Chrome has a built-in LLM: https://developer.chrome.com/docs/ai/built-in

pickpuck · 2025-06-20T19:37:50 1750448270

> building a more AI friendly DOM

You might consider the Accessibility Tree and its semantics. Plain divs are basically filtered out so you're left with interactive objects and some structural/layout cues.

faxmeyourcode · 2025-06-21T19:03:04 1750532584

I've been trying (albeit not very hard) to build an accessibility library and toolset that can be exposed via mcp server. I think it has the potential to be much more ergonomic for generalized computer-use agents than stuff like playwright or the classic screenshot approach. Low latency computer use is another thing that I'd like to solve.

The issue is mac and windows accessibility APIs are opaque and I have no idea what I'm doing so I'm forced to vibe code it all which is not turning out too well... :-)
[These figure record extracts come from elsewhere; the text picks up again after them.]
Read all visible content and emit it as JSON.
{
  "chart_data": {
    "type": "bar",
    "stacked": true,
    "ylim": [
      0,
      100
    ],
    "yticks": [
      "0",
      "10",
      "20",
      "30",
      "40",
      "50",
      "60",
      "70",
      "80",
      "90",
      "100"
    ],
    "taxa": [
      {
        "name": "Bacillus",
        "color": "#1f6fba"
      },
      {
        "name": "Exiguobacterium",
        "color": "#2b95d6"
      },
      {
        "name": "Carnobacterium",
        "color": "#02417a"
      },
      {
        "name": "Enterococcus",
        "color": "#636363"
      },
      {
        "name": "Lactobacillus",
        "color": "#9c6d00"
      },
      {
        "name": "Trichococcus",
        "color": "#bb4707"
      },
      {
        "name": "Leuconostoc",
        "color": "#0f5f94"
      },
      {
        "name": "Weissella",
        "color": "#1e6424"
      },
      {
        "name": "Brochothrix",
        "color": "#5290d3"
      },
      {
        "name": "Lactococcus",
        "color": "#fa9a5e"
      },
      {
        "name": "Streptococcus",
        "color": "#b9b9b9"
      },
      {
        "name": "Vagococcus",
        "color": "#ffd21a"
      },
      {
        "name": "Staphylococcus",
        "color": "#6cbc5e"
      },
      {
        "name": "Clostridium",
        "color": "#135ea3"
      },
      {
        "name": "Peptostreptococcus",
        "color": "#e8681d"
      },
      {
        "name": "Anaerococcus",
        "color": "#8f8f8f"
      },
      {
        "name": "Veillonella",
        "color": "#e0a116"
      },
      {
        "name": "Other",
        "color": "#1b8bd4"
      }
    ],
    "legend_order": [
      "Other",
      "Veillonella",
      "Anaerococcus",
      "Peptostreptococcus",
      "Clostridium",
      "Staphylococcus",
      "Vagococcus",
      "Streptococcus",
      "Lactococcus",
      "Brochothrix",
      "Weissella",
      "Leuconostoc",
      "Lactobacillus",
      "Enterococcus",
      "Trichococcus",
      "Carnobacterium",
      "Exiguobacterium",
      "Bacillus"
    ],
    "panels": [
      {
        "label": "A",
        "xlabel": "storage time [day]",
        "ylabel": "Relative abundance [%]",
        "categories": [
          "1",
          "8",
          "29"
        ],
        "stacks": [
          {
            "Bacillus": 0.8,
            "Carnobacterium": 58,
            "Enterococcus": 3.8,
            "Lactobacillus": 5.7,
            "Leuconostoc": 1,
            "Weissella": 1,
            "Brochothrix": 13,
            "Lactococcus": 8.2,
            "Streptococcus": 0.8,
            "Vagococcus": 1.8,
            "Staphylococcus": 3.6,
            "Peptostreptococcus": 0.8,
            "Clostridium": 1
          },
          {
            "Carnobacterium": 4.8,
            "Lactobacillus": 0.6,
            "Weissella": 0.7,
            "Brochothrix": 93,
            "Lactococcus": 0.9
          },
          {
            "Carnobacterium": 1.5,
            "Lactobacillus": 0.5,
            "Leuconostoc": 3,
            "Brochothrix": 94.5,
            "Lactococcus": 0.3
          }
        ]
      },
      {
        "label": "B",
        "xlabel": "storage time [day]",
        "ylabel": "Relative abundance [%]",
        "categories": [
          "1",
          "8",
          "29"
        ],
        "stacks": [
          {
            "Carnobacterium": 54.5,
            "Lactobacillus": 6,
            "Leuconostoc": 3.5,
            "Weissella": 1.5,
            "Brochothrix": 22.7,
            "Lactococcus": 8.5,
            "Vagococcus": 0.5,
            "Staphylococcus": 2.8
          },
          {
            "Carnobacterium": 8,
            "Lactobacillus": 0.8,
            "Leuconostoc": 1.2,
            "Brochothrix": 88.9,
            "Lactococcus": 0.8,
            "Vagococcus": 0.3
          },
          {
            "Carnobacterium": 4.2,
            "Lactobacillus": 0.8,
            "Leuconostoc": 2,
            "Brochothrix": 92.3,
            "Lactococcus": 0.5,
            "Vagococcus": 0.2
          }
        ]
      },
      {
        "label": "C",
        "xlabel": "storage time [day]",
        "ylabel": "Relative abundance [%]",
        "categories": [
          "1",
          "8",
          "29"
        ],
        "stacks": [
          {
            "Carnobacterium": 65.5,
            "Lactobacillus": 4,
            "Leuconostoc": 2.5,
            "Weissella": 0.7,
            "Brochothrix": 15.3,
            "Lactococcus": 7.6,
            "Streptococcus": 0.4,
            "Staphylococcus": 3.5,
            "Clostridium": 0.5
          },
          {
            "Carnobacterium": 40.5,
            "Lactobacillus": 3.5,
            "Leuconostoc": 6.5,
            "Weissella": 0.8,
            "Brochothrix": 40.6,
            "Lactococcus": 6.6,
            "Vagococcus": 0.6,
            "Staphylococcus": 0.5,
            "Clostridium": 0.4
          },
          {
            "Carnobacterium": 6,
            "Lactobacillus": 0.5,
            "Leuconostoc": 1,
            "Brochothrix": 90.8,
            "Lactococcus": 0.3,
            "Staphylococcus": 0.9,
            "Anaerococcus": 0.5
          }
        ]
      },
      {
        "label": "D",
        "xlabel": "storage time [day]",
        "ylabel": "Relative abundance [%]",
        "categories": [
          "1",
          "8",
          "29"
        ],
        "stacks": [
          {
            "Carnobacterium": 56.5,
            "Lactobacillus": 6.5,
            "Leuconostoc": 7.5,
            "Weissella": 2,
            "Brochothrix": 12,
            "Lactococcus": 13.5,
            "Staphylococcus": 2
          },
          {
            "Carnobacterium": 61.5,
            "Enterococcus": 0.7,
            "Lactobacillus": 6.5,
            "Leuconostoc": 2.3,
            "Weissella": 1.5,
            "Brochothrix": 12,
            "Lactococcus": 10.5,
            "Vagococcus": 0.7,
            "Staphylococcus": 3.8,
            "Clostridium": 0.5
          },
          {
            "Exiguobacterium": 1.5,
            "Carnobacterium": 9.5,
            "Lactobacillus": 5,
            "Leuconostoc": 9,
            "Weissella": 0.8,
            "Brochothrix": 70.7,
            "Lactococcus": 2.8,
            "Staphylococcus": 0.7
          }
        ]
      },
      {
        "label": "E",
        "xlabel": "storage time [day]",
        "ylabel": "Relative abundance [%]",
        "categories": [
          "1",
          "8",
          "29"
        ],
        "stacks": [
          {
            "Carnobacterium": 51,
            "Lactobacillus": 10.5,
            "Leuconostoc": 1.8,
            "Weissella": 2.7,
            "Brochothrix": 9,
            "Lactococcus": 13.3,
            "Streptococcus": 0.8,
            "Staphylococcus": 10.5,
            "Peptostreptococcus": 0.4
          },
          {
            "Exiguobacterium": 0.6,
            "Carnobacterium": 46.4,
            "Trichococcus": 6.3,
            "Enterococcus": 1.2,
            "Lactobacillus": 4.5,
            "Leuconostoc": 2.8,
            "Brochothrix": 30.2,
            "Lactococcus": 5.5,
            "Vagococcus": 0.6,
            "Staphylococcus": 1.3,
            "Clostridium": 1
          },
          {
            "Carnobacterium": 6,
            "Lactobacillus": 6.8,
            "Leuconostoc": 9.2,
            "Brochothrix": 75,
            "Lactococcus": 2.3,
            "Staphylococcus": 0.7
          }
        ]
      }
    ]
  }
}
I suffer from mild carpal tunnel so I want to build a really low latency computer use agent that can do anything on my computer without me having to learn the talon voice syntax or some other traditional accessibility software like mac dictation.

pickpuck · 2025-06-21T21:37:25 1750541845

Neat, is it on github?

faxmeyourcode · 2025-06-21T23:03:58 1750547038

Not yet, I've gone through a few prototypes that haven't really worked. Nothing has stuck enough to really get far enough for a repo.

I will try to publish something on gh this weekend.